Lo que sigue sólo acrecienta esa sensación. La figura de rojos labios se acerca y le rodea inquisitoria. Como si fuese un escualo acosador que disfruta de la desesperación de un náufrago aferrado a un trozo de madera en mitad del océano. El ruido de sus tacones es intimidatorio hasta cotas insoportables. Da un par de vueltas. Deja escapar una macabra risa que descubre dos largos colmillos y mira su copa ahora vacía con cara de espanto, antes de desaparecer corriendo entre las sombras de una sección de la biblioteca precariamente iluminada.
Sin embargo, lejos de sentir alivio alguno, cae en la cuenta. La figura de la pipa le observa sin pestañear. No avanza ni retrocede. La figura está ahí, de pie. Cada pocos segundos da una calada a la pipa y deja escapar el humo en dirección al viajero. Espera, ¿ha pestañeado? No, sigue mirándolo fijamente. ¿Qué espera ese majadero de él? Ahora la figura respira extraño, como si uno de los caños de su nariz estuviese taponado. Es un sonido agudo, de trompeta. Dios, qué incómodo le hace sentir. ¿Hasta cuando van a estar así? Lo que al principio podía resultar terrorífico empieza a tornarse un una situación bizarra de la que el viajero no sabe salir.

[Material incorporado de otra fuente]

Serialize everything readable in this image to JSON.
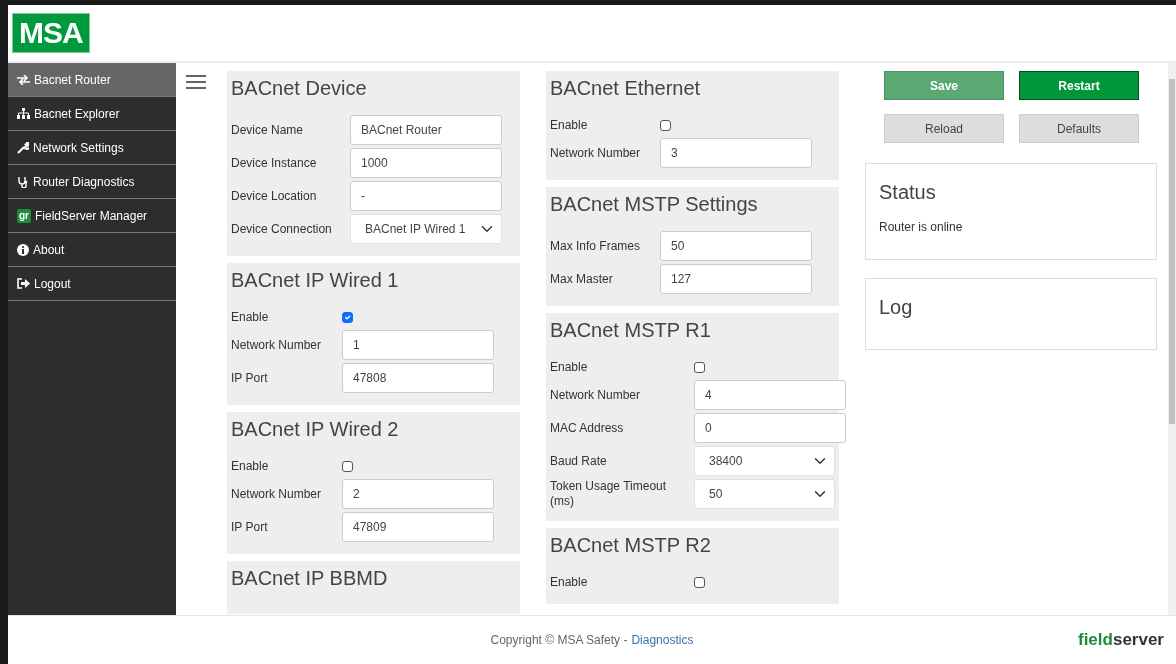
{
  "header": {
    "logo": "MSA"
  },
  "sidebar": {
    "items": [
      {
        "label": "Bacnet Router",
        "selected": true
      },
      {
        "label": "Bacnet Explorer",
        "selected": false
      },
      {
        "label": "Network Settings",
        "selected": false
      },
      {
        "label": "Router Diagnostics",
        "selected": false
      },
      {
        "label": "FieldServer Manager",
        "selected": false,
        "badge": "gr"
      },
      {
        "label": "About",
        "selected": false
      },
      {
        "label": "Logout",
        "selected": false
      }
    ]
  },
  "columns": [
    [
      {
        "title": "BACnet Device",
        "fields": [
          {
            "label": "Device Name",
            "kind": "text",
            "value": "BACnet Router"
          },
          {
            "label": "Device Instance",
            "kind": "text",
            "value": "1000"
          },
          {
            "label": "Device Location",
            "kind": "text",
            "value": "-"
          },
          {
            "label": "Device Connection",
            "kind": "select",
            "value": "BACnet IP Wired 1"
          }
        ]
      },
      {
        "title": "BACnet IP Wired 1",
        "fields": [
          {
            "label": "Enable",
            "kind": "checkbox",
            "checked": true
          },
          {
            "label": "Network Number",
            "kind": "text",
            "value": "1"
          },
          {
            "label": "IP Port",
            "kind": "text",
            "value": "47808"
          }
        ]
      },
      {
        "title": "BACnet IP Wired 2",
        "fields": [
          {
            "label": "Enable",
            "kind": "checkbox",
            "checked": false
          },
          {
            "label": "Network Number",
            "kind": "text",
            "value": "2"
          },
          {
            "label": "IP Port",
            "kind": "text",
            "value": "47809"
          }
        ]
      },
      {
        "title": "BACnet IP BBMD"
      }
    ],
    [
      {
        "title": "BACnet Ethernet",
        "fields": [
          {
            "label": "Enable",
            "kind": "checkbox",
            "checked": false
          },
          {
            "label": "Network Number",
            "kind": "text",
            "value": "3"
          }
        ]
      },
      {
        "title": "BACnet MSTP Settings",
        "fields": [
          {
            "label": "Max Info Frames",
            "kind": "text",
            "value": "50"
          },
          {
            "label": "Max Master",
            "kind": "text",
            "value": "127"
          }
        ]
      },
      {
        "title": "BACnet MSTP R1",
        "fields": [
          {
            "label": "Enable",
            "kind": "checkbox",
            "checked": false
          },
          {
            "label": "Network Number",
            "kind": "text",
            "value": "4"
          },
          {
            "label": "MAC Address",
            "kind": "text",
            "value": "0"
          },
          {
            "label": "Baud Rate",
            "kind": "select",
            "value": "38400"
          },
          {
            "label": "Token Usage Timeout (ms)",
            "kind": "select",
            "value": "50"
          }
        ]
      },
      {
        "title": "BACnet MSTP R2",
        "fields": [
          {
            "label": "Enable",
            "kind": "checkbox",
            "checked": false
          }
        ]
      }
    ]
  ],
  "buttons": [
    {
      "label": "Save"
    },
    {
      "label": "Restart"
    },
    {
      "label": "Reload"
    },
    {
      "label": "Defaults"
    }
  ],
  "status": {
    "title": "Status",
    "text": "Router is online"
  },
  "log": {
    "title": "Log"
  },
  "footer": {
    "copyright": "Copyright © MSA Safety -",
    "link": "Diagnostics",
    "brand_field": "field",
    "brand_server": "server"
  }
}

—Es suficiente. Por amor a esta biblioteca, tenemos un visitante ¿no podéis comportaros ni una sola vez?
La figura de la pipa se encoge de hombros y, sin dejar de mirar al viajero, con los ojos como platos, retrocede andando de espaldas hasta que se tropieza con un mueble bar. Hace como si no hubiese pasado nada, se levanta y hace como que mira interesado un par de volúmenes de una estantería. Los pone bajo su brazo libre, hace un gesto de desafío al viajero y desaparece tras una gruesa puerta de madera.
—Has de saber incauto viajero que el bochornoso espectáculo que acabas de observar no es un hecho aislado. Quién sabe si alguna vez abandonarás esta biblioteca, así que más vale que lo sepas ya: nosotros los Custodios hemos habitado este lugar antes incluso de que el concepto tiempo existiese siquiera en alguna de las realidades. Por ello, comprenderás que nuestra convivencia pueda verse comprometida por ligeras desavenencias de tanto en tanto. Ahora que mis compañeros nos han abandonado y están recluidos en sus inabarcables estudios del cosmos, te diré un mero ejemplo para que veas lo que tengo que soportar.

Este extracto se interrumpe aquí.